NOVA-3 is not training a new structure-prediction model — we wrap best-of-breed open foundations and add the workflow, library, validation, and quantum layers on top. Hard numbers benchmarking NOVA-3 vs each model below publish Q3 '26.
What's being measured · Q3 '26
Single-chain folding accuracy: RMSD on a held-out antibody structure set vs. PDB ground truth
Multi-specific complex prediction: interface RMSD and DockQ on known bispecific co-crystal structures
Ranking consistency check: rank-order (Spearman) agreement between the module-anchored affinity estimate and SPR-measured affinity on a held-out set, reported with n. Engineered-window arms (attenuated CD3 / conditional 4-1BB, where the design target is a range, not "tighter is better") are assessed against their target window, not monotonic correlation. This is a retrospective consistency check, not a claim of de-novo predictive calibration.
Q3 '26 is a target, not a committed date. Results publish when ready, not when the calendar says.
Figure — Where NOVA-3 differs.
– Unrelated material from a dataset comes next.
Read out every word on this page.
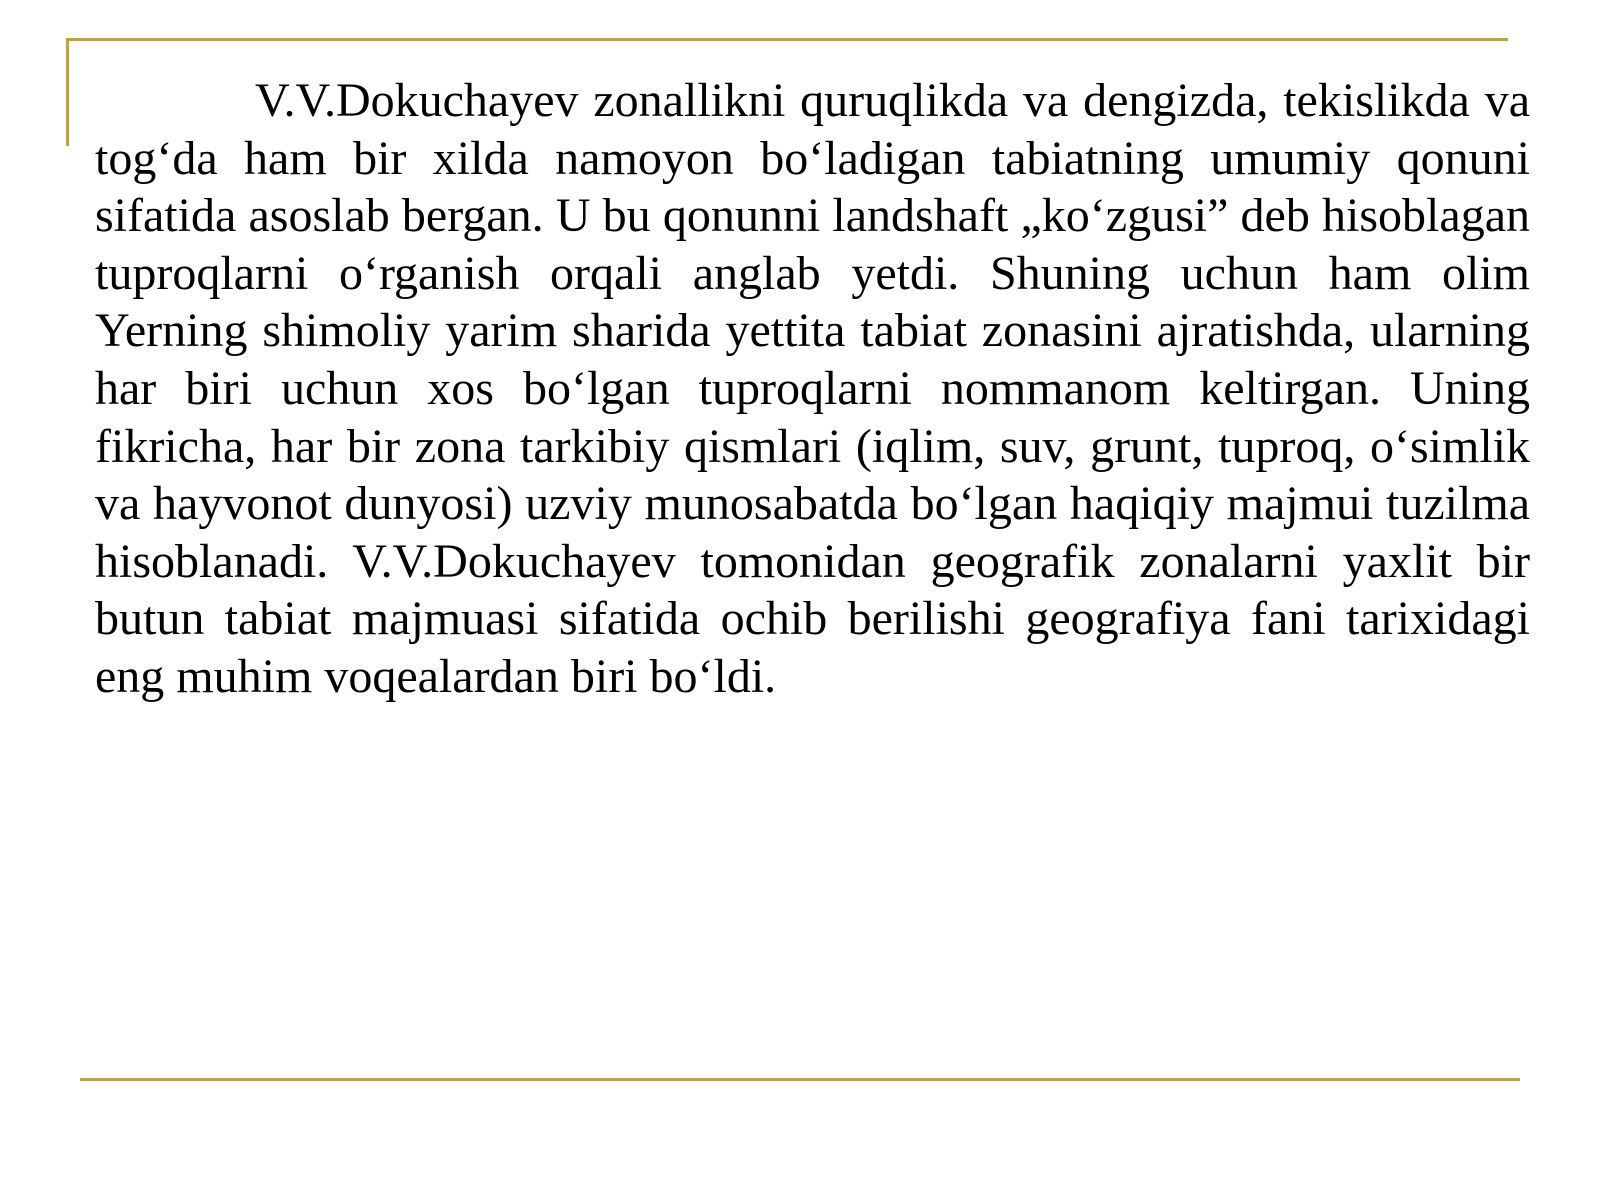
V.V.Dokuchayev zonallikni quruqlikda va dengizda, tekislikda va tog‘da ham bir xilda namoyon bo‘ladigan tabiatning umumiy qonuni sifatida asoslab bergan. U bu qonunni landshaft „ko‘zgusi” deb hisoblagan tuproqlarni o‘rganish orqali anglab yetdi. Shuning uchun ham olim Yerning shimoliy yarim sharida yettita tabiat zonasini ajratishda, ularning har biri uchun xos bo‘lgan tuproqlarni nommanom keltirgan. Uning fikricha, har bir zona tarkibiy qismlari (iqlim, suv, grunt, tuproq, o‘simlik va hayvonot dunyosi) uzviy munosabatda bo‘lgan haqiqiy majmui tuzilma hisoblanadi. V.V.Dokuchayev tomonidan geografik zonalarni yaxlit bir butun tabiat majmuasi sifatida ochib berilishi geografiya fani tarixidagi eng muhim voqealardan biri bo‘ldi.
On raw single-chain fold accuracy, NOVA-3 does not out-fold AF3, Chai, or ESMFold — it wraps those best-of-breed predictors rather than beating them. Its differentiation sits elsewhere: multi-specific composition from a curated module library upstream, and cryptographic provenance, quantum active-space corrections, and a wet-lab DBTL data flywheel downstream. Strictly qualitative — no benchmark numbers are claimed.
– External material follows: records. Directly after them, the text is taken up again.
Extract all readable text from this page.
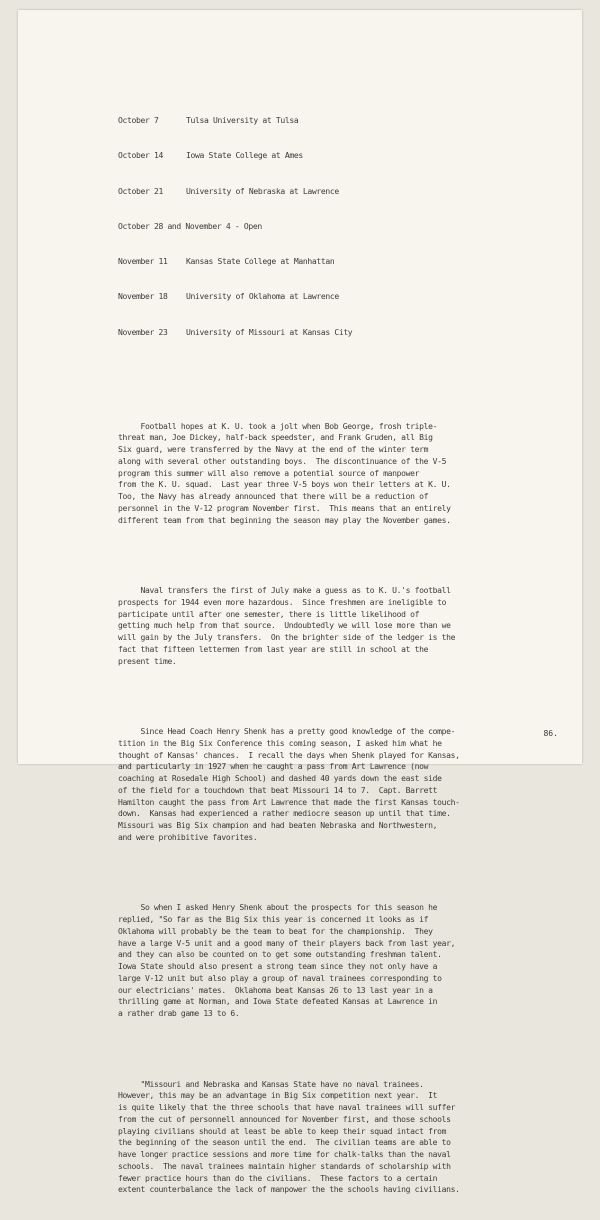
October 7	Tulsa University at Tulsa

October 14	Iowa State College at Ames

October 21	University of Nebraska at Lawrence

October 28 and November 4 - Open

November 11	Kansas State College at Manhattan

November 18	University of Oklahoma at Lawrence

November 23	University of Missouri at Kansas City

Football hopes at K. U. took a jolt when Bob George, frosh triple-
threat man, Joe Dickey, half-back speedster, and Frank Gruden, all Big
Six guard, were transferred by the Navy at the end of the winter term
along with several other outstanding boys.  The discontinuance of the V-5
program this summer will also remove a potential source of manpower
from the K. U. squad.  Last year three V-5 boys won their letters at K. U.
Too, the Navy has already announced that there will be a reduction of
personnel in the V-12 program November first.  This means that an entirely
different team from that beginning the season may play the November games.

Naval transfers the first of July make a guess as to K. U.'s football
prospects for 1944 even more hazardous.  Since freshmen are ineligible to
participate until after one semester, there is little likelihood of
getting much help from that source.  Undoubtedly we will lose more than we
will gain by the July transfers.  On the brighter side of the ledger is the
fact that fifteen lettermen from last year are still in school at the
present time.

Since Head Coach Henry Shenk has a pretty good knowledge of the compe-
tition in the Big Six Conference this coming season, I asked him what he
thought of Kansas' chances.  I recall the days when Shenk played for Kansas,
and particularly in 1927 when he caught a pass from Art Lawrence (now
coaching at Rosedale High School) and dashed 40 yards down the east side
of the field for a touchdown that beat Missouri 14 to 7.  Capt. Barrett
Hamilton caught the pass from Art Lawrence that made the first Kansas touch-
down.  Kansas had experienced a rather mediocre season up until that time.
Missouri was Big Six champion and had beaten Nebraska and Northwestern,
and were prohibitive favorites.

So when I asked Henry Shenk about the prospects for this season he
replied, "So far as the Big Six this year is concerned it looks as if
Oklahoma will probably be the team to beat for the championship.  They
have a large V-5 unit and a good many of their players back from last year,
and they can also be counted on to get some outstanding freshman talent.
Iowa State should also present a strong team since they not only have a
large V-12 unit but also play a group of naval trainees corresponding to
our electricians' mates.  Oklahoma beat Kansas 26 to 13 last year in a
thrilling game at Norman, and Iowa State defeated Kansas at Lawrence in
a rather drab game 13 to 6.

"Missouri and Nebraska and Kansas State have no naval trainees.
However, this may be an advantage in Big Six competition next year.  It
is quite likely that the three schools that have naval trainees will suffer
from the cut of personnell announced for November first, and those schools
playing civilians should at least be able to keep their squad intact from
the beginning of the season until the end.  The civilian teams are able to
have longer practice sessions and more time for chalk-talks than the naval
schools.  The naval trainees maintain higher standards of scholarship with
fewer practice hours than do the civilians.  These factors to a certain
extent counterbalance the lack of manpower the the schools having civilians.

86.
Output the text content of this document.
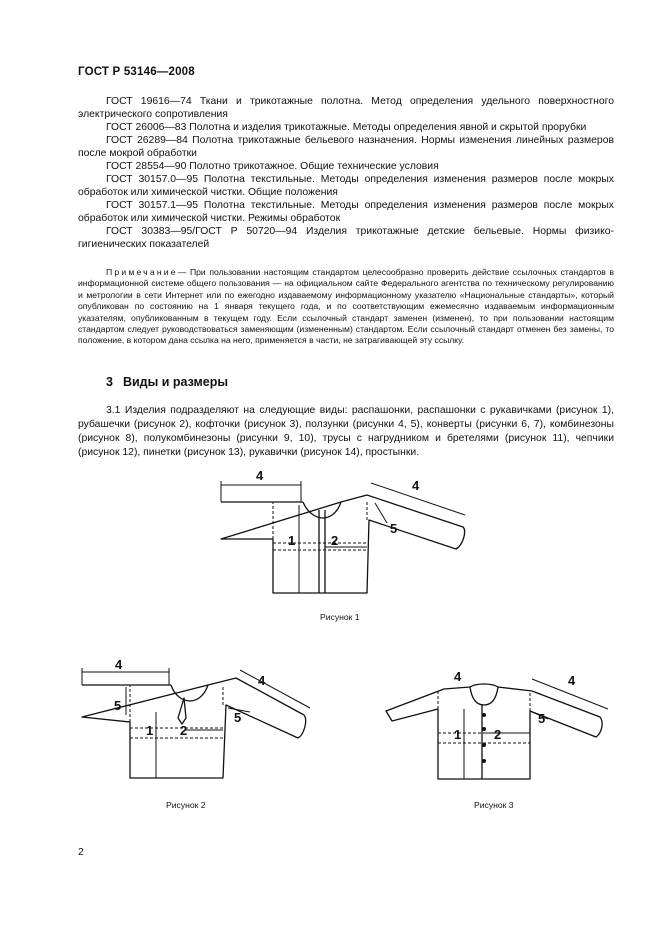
ГОСТ Р 53146—2008

ГОСТ 19616—74 Ткани и трикотажные полотна. Метод определения удельного поверхностного электрического сопротивления

ГОСТ 26006—83 Полотна и изделия трикотажные. Методы определения явной и скрытой прорубки

ГОСТ 26289—84 Полотна трикотажные бельевого назначения. Нормы изменения линейных размеров после мокрой обработки

ГОСТ 28554—90 Полотно трикотажное. Общие технические условия

ГОСТ 30157.0—95 Полотна текстильные. Методы определения изменения размеров после мокрых обработок или химической чистки. Общие положения

ГОСТ 30157.1—95 Полотна текстильные. Методы определения изменения размеров после мокрых обработок или химической чистки. Режимы обработок

ГОСТ 30383—95/ГОСТ Р 50720—94 Изделия трикотажные детские бельевые. Нормы физико-гигиенических показателей

Примечание— При пользовании настоящим стандартом целесообразно проверить действие ссылочных стандартов в информационной системе общего пользования — на официальном сайте Федерального агентства по техническому регулированию и метрологии в сети Интернет или по ежегодно издаваемому информационному указателю «Национальные стандарты», который опубликован по состоянию на 1 января текущего года, и по соответствующим ежемесячно издаваемым информационным указателям, опубликованным в текущем году. Если ссылочный стандарт заменен (изменен), то при пользовании настоящим стандартом следует руководствоваться заменяющим (измененным) стандартом. Если ссылочный стандарт отменен без замены, то положение, в котором дана ссылка на него, применяется в части, не затрагивающей эту ссылку.
3 Виды и размеры
3.1 Изделия подразделяют на следующие виды: распашонки, распашонки с рукавичками (рисунок 1), рубашечки (рисунок 2), кофточки (рисунок 3), ползунки (рисунки 4, 5), конверты (рисунки 6, 7), комбинезоны (рисунок 8), полукомбинезоны (рисунки 9, 10), трусы с нагрудником и бретелями (рисунок 11), чепчики (рисунок 12), пинетки (рисунок 13), рукавички (рисунок 14), простынки.
4
4
5
1	2
Рисунок 1
4
4
5
5
1 2
Рисунок 2
4	4
5
1	2
Рисунок 3
2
Honest framing: on raw folding accuracy, AlphaFold 3 and Chai-1 set the bar. NOVA-3 is not trying to beat them — we use them as building blocks. Our differentiation is upstream (multi-specific composability via the Module Library) and downstream (quantum-corrected refinement + cryptographic provenance + wet-lab flywheel). A pharma team using NOVA-3 gets AF3-grade folding plus the workflow that closes the loop to in-vitro PoC.